真っ赤な夕焼けの空を背景に、多数のツバメが乱舞している(週刊朝日、一九八八年五月二十七日)。バンコクで越冬しているツバメが、果たして日本生まれのツバメかどうか興味にあるところだが、山階鳥類研究所の吉井正氏の研究によると、標識調査の結果バンコクで標識をつけたツバメは、朝鮮半島やシベリアで発見されているが、日本では一羽も見つかっていないという。(吉井正一九九〇年)「日本・台湾・タイで放鳥した標識ツバメの回収報告」(山階鳥研ニュース二)長い渡りは骨が折れて危険な仕事である。悪天候は、しばしば大量の死につながる。
小鳥は一晩の渡り航行で、体内の脂肪の蓄えを殆ど消費してしまう。運悪く強風が吹いたりすると力尽きて死ぬ危険がある。
大洋を航行する船の周りを飛ぶ小さな渡り鳥は大抵危険な状態にある。春の渡りの際にもう一つの危険は早く着きすぎると、繁殖地がまだ雪の下だったり、餌が得られなかったりすることがある。
特にツバメのように虫を餌とする鳥は、北の国へ到着したばかりの時や、南の国へ帰る途中で寒さや雨が続くと落鳥しやすい。彼らは、餌がないと飢え死にしてしまう。嘴や消化器官が昆虫専用に出来ているので、危急の場合にも植物の種子などを食べて飢えをしのぐわけには行かないので、生きてゆくことが出来ないのであろう。

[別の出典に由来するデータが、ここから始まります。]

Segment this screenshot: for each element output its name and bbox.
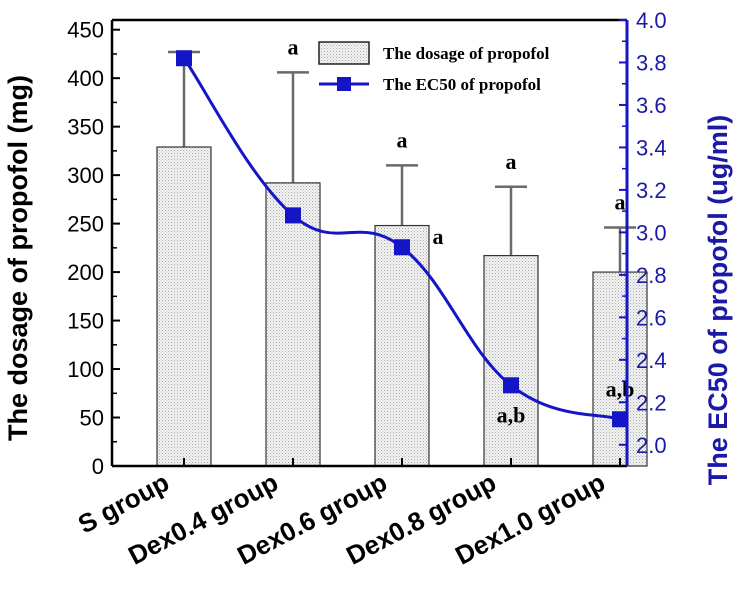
bar-annotation-3: a [506,149,517,174]
ec50-point-1 [285,207,301,224]
legend-label-dosage: The dosage of propofol [383,44,550,63]
y-tick-label-left-1: 50 [80,406,104,431]
y-tick-label-left-6: 300 [67,163,104,188]
bar-annotation-1: a [288,34,299,59]
legend-label-ec50: The EC50 of propofol [383,75,541,94]
y-tick-label-right-0: 2.0 [636,433,667,458]
bar-4 [592,271,648,467]
point-annotation-4: a,b [606,376,635,401]
y-tick-label-right-8: 3.6 [636,93,667,118]
y-tick-label-right-3: 2.6 [636,305,667,330]
y-tick-label-right-9: 3.8 [636,50,667,75]
ec50-point-3 [503,377,519,394]
legend-marker-swatch [337,77,351,91]
annotation-layer: a a a a a a,b a,b [288,34,635,427]
y-tick-label-right-10: 4.0 [636,8,667,33]
line-layer [176,50,628,428]
bar-annotation-4: a [615,189,626,214]
y-axis-label-left: The dosage of propofol (mg) [3,75,33,441]
bar-1 [265,182,321,467]
bars-layer [156,50,648,467]
y-tick-label-left-9: 450 [67,18,104,43]
legend: The dosage of propofol The EC50 of propo… [318,41,550,94]
y-tick-label-left-8: 400 [67,66,104,91]
point-annotation-2: a [433,224,444,249]
y-tick-label-right-5: 3.0 [636,220,667,245]
y-tick-label-left-3: 150 [67,309,104,334]
y-tick-label-left-5: 250 [67,212,104,237]
y-tick-label-right-2: 2.4 [636,348,667,373]
y-tick-label-left-4: 200 [67,260,104,285]
y-tick-label-left-0: 0 [92,454,104,479]
y-tick-label-right-6: 3.2 [636,178,667,203]
y-tick-label-right-4: 2.8 [636,263,667,288]
ec50-point-2 [394,239,410,256]
bar-3 [483,255,539,467]
legend-bar-swatch [318,41,370,65]
y-axis-label-right: The EC50 of propofol (ug/ml) [703,115,733,485]
y-tick-label-left-2: 100 [67,357,104,382]
ec50-point-0 [176,50,192,67]
point-annotation-3: a,b [497,402,526,427]
y-tick-label-right-1: 2.2 [636,390,667,415]
bar-2 [374,224,430,467]
bar-0 [156,146,212,467]
y-tick-label-left-7: 350 [67,115,104,140]
bar-annotation-2: a [397,127,408,152]
y-tick-label-right-7: 3.4 [636,135,667,160]
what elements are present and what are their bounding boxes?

野外生態研究家の仁部富之助は著書「野鳥の生態」で、「夜ごと霜をおき、しばしば気候激変して、ときならぬ降雪を見、吹雪をとばすような地方では、彼らの帰還後の生活は決して絶対安全とは言えない。だが、寒がりやの彼らは、このような危険な時期に渡ってきても、比較的暖かで寒さしのぎに都合の良い人家にすぐ入らずに、しばらくの間は野外生活をする。そして、いよいよ家屋を訪れ、古巣に寄るのは四月中旬で、彼らの先駆者が現れてから、かれこれ二週間である」と詳細な観察記録を記載している。
ツバメにとって、適当に季節を見計らわないと、長距離の渡りは自殺行為にもなりかねない。このように、小さなツバメにとっては渡りという長距離飛行は命がけなのである。前述したようにツバメが命がけで海を往復してきても、鳩ヶ谷市内に生活する場所がなくなるということは大変残念なことである。